Sobre todo los que padecen algún mal crónico o cardíaco.





Los más chicos siempre deben permanecer en lugares ventilados y hay que ofrecerles agua o jugos de fruta de manera frecuente.

Los chicos son quienes tienen más riesgo durante el verano de sufrir un golpe de calor, en especial los menores de 5 años. Y más aún los menores de 1 año. A su vez, aquellos chicos que padecen enfermedades crónicas, cardíacas, renales, mentales o neurológicas, los niños que están teniendo fiebre por otra causa o diarrea, los niños con obesidad o desnutrición, los que tienen la piel quemada por el sol y los jóvenes que usan y abusan de bebidas con alcohol y otras drogas, conforman segmentos pasibles de sufrir las peores complicaciones de las altas temperaturas. ¿Cuándo se puede estar seguros de que el cuerpo está convenientemente hidratado? Técnicamente, cuando el aporte de agua y electrolitos correspondientes a las necesidades basales y las pérdidas concurrentes en un individuo son neutras, es decir: cuando el balance de lo que ingresa al organismo y los egresos son iguales. Ahora podemos definir deshidratación. “Es el estado clínico consecutivo a la falta de líquidos y electrolitos en el organismo –indicó la pediatra Maricarmen Di Fabio– y puede suceder por varias causas, entre ellas por causas intestinales como vómitos, diarrea, o por causas extraintestinales tales como quemaduras, poliuria –orinar con demasiada frecuencia o en exagerada cantidad– y por falta de aporte de agua”. “La primera causa de deshidratación en el mundo es la diarrea aguda infecciosa.
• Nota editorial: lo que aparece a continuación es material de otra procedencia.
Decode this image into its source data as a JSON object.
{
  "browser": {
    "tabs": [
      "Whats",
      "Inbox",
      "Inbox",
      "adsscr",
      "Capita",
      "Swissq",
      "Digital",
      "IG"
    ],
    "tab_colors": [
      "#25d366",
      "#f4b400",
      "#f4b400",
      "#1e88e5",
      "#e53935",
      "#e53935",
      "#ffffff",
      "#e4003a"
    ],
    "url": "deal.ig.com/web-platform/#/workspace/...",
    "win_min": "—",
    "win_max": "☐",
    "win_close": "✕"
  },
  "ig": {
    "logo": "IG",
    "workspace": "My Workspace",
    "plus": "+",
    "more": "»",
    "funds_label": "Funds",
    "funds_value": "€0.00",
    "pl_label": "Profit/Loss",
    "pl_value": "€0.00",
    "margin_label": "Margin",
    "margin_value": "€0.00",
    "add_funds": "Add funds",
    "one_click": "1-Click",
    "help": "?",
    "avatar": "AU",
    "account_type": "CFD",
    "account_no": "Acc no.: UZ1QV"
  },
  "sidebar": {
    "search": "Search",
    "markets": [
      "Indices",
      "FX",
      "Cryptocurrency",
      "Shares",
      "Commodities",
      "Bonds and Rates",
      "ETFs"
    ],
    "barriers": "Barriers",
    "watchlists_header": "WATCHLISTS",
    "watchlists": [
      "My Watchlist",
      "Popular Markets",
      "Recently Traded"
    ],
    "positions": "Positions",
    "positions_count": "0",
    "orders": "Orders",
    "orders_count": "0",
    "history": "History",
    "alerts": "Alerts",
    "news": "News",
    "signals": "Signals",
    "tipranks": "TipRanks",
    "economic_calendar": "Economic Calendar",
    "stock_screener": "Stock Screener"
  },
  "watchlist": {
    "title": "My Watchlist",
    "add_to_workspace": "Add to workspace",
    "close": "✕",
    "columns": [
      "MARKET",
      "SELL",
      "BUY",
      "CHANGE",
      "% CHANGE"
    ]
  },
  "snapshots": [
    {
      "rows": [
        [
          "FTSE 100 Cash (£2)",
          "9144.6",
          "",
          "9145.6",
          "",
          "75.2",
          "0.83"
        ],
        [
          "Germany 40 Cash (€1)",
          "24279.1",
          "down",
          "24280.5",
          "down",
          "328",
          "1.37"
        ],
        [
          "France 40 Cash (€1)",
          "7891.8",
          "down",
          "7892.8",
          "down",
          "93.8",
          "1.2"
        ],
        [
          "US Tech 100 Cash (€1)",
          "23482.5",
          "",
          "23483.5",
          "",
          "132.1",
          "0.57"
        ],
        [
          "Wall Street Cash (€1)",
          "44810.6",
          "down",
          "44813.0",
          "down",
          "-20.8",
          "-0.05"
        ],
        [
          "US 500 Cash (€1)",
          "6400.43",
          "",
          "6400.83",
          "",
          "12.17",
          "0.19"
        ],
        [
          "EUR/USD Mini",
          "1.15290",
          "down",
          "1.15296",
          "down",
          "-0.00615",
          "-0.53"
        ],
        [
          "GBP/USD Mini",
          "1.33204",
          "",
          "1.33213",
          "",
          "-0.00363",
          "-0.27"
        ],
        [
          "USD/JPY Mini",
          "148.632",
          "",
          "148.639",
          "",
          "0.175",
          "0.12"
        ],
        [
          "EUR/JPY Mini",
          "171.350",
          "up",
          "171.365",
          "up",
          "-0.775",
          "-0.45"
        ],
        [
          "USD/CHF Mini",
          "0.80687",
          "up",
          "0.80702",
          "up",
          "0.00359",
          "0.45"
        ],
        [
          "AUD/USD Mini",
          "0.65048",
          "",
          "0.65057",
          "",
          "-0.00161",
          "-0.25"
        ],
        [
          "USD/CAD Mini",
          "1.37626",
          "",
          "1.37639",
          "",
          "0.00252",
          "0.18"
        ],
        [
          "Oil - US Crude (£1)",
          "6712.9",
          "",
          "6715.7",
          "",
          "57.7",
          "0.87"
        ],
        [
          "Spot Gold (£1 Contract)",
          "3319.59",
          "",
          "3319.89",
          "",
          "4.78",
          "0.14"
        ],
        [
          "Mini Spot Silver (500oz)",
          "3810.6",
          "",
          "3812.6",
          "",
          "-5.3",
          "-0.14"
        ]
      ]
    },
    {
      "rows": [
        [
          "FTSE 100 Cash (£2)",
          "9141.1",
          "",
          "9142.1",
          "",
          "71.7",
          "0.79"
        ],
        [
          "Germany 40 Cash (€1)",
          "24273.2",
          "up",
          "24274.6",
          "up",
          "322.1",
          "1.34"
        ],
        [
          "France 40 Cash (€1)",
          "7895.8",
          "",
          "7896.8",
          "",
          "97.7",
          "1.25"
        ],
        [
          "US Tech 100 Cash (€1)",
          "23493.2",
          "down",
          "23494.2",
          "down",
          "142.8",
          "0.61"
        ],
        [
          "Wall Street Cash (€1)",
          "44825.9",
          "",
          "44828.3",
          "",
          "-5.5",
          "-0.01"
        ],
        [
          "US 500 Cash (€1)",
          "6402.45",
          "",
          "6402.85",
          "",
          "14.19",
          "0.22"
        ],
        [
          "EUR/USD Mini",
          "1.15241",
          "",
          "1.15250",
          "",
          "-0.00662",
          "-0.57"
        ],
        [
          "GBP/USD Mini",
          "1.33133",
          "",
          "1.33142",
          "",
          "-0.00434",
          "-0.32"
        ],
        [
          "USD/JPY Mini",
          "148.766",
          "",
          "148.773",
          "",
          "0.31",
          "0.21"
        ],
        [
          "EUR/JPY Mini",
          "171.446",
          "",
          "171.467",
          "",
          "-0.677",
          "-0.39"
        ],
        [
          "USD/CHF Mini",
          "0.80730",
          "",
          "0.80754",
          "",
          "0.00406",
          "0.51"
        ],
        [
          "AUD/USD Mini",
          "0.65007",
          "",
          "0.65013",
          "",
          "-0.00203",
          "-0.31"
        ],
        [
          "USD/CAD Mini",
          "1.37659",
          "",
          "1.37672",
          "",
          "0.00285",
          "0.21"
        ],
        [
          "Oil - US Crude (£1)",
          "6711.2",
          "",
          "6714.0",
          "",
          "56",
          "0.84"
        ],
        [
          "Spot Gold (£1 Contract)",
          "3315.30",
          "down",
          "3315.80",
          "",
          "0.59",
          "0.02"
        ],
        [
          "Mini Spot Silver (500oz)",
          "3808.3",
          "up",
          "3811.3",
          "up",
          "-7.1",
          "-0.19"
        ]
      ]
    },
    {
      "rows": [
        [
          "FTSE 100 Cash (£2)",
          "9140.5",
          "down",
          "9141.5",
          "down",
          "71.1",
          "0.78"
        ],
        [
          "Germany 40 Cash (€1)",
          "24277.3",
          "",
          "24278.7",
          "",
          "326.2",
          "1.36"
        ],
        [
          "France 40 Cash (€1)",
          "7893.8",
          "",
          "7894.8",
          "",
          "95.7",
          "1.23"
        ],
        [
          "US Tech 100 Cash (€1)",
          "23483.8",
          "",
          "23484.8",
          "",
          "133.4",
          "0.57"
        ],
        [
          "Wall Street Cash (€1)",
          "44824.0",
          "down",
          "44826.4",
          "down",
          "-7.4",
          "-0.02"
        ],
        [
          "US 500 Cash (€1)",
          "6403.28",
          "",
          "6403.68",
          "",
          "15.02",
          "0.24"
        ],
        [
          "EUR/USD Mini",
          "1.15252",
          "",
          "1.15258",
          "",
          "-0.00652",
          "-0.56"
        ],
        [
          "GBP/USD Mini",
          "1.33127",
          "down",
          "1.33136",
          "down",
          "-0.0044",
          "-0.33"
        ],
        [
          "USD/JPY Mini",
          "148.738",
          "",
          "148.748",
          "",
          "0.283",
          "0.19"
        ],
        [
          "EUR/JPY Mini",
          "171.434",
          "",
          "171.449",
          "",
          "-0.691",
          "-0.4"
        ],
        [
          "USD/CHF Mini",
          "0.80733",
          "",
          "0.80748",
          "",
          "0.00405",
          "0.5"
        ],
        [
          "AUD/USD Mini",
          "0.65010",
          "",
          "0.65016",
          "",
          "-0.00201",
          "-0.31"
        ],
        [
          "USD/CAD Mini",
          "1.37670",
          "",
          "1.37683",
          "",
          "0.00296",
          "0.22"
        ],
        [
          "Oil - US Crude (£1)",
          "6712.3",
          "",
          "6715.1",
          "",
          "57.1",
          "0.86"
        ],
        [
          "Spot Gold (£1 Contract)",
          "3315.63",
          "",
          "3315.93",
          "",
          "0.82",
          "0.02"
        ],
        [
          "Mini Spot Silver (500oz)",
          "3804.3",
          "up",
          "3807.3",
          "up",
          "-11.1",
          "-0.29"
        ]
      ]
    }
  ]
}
En esta intervienen varios mecanismos: vómitos que no permiten el ingreso de líquidos al organismo; diarrea que aumenta las pérdidas y fiebre y decaimiento, que producen una menor ingesta”, señaló la doctora Di Fabio. En este sentido, la pediatra explicó que la diarrea aguda es un problema muy común, que se autolimita, y que la severidad del cuadro está directamente relacionada con el grado de deshidratación en niños previamente sanos. Además de la frecuencia y el volumen de las deposiciones, los vómitos deben considerarse un signo indirecto de severidad de mayor riesgo, y deben tenerse en cuenta en el tratamiento, ya que no permiten la hidratación. Por lo tanto, ante la presencia de gastroenteritis se pude iniciar la hidratación en el domicilio, pero si las pérdidas por diarrea son importantes, si el niño tiene fiebre alta de difícil manejo, si se lo ve desmejorado, decaído, si aparece algún signo de deshidratación, o hay presencia de sangre en la materia fecal, se debe consultar inmediatamente al médico.